Time lost all meaning as I swayed gently back and forth. Lucien eventually broke the reverent stillness. “Do you remember why your childhood swing was so special to you?”

To my surprise, the memory that had once felt so far away was now within reach for me to reexamine, allowing me to fill in the details that had been elusive before. “It offered me an escape, making me feel that just for a moment I could leave my life behind to experience a freedom that often felt elusive. It was the one time I felt in control of my own life, even if it was just an illusion.”

“I understand the need to escape. Next time we’re both tempted to run, perhaps instead of facing uncertainty alone and without any clear direction of where to find solace, we can instead discover it together.” His words held a promise that for all the confusion still muddling our past felt as real as the rare glimmer of happiness cradling this moment.

I tipped my head back to take in not the leafy canopy whose colors blurred with the swing’s movement but the softness filling his eyes as his gaze seeped into mine. “Are you asking me to become your refuge?”

“Only if you wish it, but regardless I’m offering to be yours.”

His words enfolded my heart, causing it to expand. Closing my eyes, I relished the sensation of the breeze against my face as I swung. An impulsive thought filled my mind, and though I never would have dreamed of doing something so impulsive in the past, the freedom I’d experienced in my new state combined with the delight in our current closeness inspired me to let go of the thick ropes at the peak of my arc.

I heard Lucien gasp but simply smiled as I allowed myself to float gently downward, landing softly in his arms. I looked up into his startled face, watching as his expression changed from surprised concern to a warmer, deeper emotion.

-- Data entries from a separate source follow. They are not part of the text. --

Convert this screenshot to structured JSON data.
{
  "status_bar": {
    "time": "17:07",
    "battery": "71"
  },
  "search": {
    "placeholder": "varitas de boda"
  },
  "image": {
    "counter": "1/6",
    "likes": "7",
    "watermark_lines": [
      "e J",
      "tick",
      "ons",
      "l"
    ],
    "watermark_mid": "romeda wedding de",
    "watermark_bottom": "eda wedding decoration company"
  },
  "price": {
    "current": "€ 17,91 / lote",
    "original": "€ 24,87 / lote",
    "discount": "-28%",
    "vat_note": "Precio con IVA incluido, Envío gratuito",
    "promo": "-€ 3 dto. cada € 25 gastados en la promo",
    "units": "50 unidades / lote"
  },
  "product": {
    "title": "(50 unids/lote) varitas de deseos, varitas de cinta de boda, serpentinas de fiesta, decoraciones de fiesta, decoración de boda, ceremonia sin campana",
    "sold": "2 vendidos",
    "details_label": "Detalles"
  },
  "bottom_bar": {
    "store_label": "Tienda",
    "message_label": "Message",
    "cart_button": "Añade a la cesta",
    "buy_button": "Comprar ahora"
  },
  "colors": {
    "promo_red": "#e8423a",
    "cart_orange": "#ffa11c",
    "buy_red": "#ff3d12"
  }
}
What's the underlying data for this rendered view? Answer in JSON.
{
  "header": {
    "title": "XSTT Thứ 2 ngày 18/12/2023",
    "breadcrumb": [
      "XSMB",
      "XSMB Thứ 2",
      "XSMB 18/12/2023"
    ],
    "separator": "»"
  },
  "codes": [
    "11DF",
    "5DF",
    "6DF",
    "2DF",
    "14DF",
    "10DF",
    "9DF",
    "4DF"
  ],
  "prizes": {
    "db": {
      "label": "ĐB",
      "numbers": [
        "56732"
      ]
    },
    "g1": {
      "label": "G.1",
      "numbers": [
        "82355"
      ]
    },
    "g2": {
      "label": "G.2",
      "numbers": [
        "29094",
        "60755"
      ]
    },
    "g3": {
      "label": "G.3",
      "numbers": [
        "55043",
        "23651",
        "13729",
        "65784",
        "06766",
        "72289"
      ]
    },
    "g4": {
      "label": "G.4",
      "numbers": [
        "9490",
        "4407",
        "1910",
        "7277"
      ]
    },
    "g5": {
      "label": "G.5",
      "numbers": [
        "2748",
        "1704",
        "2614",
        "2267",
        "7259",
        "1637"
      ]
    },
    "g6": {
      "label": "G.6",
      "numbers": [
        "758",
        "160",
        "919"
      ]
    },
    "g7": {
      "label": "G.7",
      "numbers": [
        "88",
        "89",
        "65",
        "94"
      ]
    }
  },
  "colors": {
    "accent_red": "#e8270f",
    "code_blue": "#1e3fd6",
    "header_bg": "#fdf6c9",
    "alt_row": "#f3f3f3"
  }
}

For a beautiful moment we held our glance—seeming to communicate without words—before Lucien gently set me on my feet, allowing his hand to linger against my back as though to steady me.

“Did you lose your grip due to your transparency?” he asked.

I shook my head. “No, I intentionally let go; I knew I couldn’t be hurt, and I believed that you would catch me. I know I have much to relearn about you, but one thing I’ve noticed so far is that I can always trust you to be there when I need you.”

Lucien opened his mouth and then swallowed, as though too overcome to immediately speak. After clearing his throat, he spoke in a low voice. “Showing such implicit trust is one of the greatest honors you can give me…a trust I fear I ill deserve. But I promise to prove myself daily, to never give you reason to lose your faith in me.”

Wrapped in the glow of our encounter—the first time in our new courtship that we had simply enjoyed each other’s company without strained conversations or discussing the curse—we strolled slowly back towards the palace. This precious joy caused this new memory to merge with the incomplete, forgotten recollection about our past moments swinging together that I’d struggled to retrieve earlier. It no longer mattered whether the moment he’d spoken of had actually occurred, not when we now had this first jewel of what I hoped would soon be many in my treasure trove of romantic moments together.